User-1677473226 posted
I have an ASP.NET app that accepts an XML document via HTTP using Request.InputStream. The XML doc is UTF-8 encoded (<?xml version="1.0" encoding="UTF-8"?>) and contains some special unicode characters (i.e. non-English letters
which contain accent marks, etc.). I am reading the Request.InputStream into a DataSet using ReadXml().
Stream xmlFile = Request.InputStream;
DataSet ds = new DataSet();
ds.ReadXml(xmlFile);
The stream is accepted fine, but once it tries to read it into the DataSet, I get an error: "There is an invalid character in the given encoding..." If the original XML file's encoding is changed to <?xml version="1.0" encoding="ISO-8859-1"?>
then it works without error. This is confusing to begin with because I thought that the UTF-8 charset covered all the characters in ISO-8859-1. Is that incorrect?

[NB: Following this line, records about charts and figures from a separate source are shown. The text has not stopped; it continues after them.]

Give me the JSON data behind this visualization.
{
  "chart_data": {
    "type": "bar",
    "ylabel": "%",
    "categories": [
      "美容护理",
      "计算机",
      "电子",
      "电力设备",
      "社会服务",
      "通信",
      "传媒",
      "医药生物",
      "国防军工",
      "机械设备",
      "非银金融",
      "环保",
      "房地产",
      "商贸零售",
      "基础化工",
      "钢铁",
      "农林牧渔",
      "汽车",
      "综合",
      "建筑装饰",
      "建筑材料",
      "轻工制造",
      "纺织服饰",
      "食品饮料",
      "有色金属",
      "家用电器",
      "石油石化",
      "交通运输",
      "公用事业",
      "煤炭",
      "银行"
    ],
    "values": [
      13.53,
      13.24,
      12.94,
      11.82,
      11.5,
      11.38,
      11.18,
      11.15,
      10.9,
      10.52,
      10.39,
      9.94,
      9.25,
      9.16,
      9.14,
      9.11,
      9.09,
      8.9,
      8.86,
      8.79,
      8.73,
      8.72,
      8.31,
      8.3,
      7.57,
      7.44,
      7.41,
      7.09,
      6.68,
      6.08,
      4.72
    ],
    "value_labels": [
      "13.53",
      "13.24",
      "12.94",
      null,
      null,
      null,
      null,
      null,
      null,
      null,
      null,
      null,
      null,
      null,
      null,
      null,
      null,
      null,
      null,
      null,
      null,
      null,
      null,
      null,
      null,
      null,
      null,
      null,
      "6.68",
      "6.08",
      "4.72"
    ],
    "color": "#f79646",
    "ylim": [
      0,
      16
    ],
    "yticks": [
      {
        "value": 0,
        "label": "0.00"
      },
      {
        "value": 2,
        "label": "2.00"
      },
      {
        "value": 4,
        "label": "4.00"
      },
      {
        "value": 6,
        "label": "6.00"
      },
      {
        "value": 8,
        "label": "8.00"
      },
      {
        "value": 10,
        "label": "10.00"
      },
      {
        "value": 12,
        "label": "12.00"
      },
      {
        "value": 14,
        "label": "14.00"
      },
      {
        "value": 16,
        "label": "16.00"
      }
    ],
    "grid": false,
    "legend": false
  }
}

Since I don't have any control over how the original XML doc is encoded (it must remain UTF-8), I have been trying to find a way to set the encoding at runtime. I have tried setting Request.ContentEncoding to both UTF-8 and ISO-8859-1, both in the Page_Load()
and in the Application_BeginRequest() handlers. Also tried setting the <globalization> settings in Web.Config both ways - nothing has worked. I also tried reading the XML file into an XmlDocument object instead of a DataSet, but got the same error.
I'd like to keep it in a DataSet if at all possible because it's much easier for the data manipulation that I have to do later on in the program. Is there any way to avoid the error without changing the original InputStream?
Any help would be greatly appreciated. Thanks.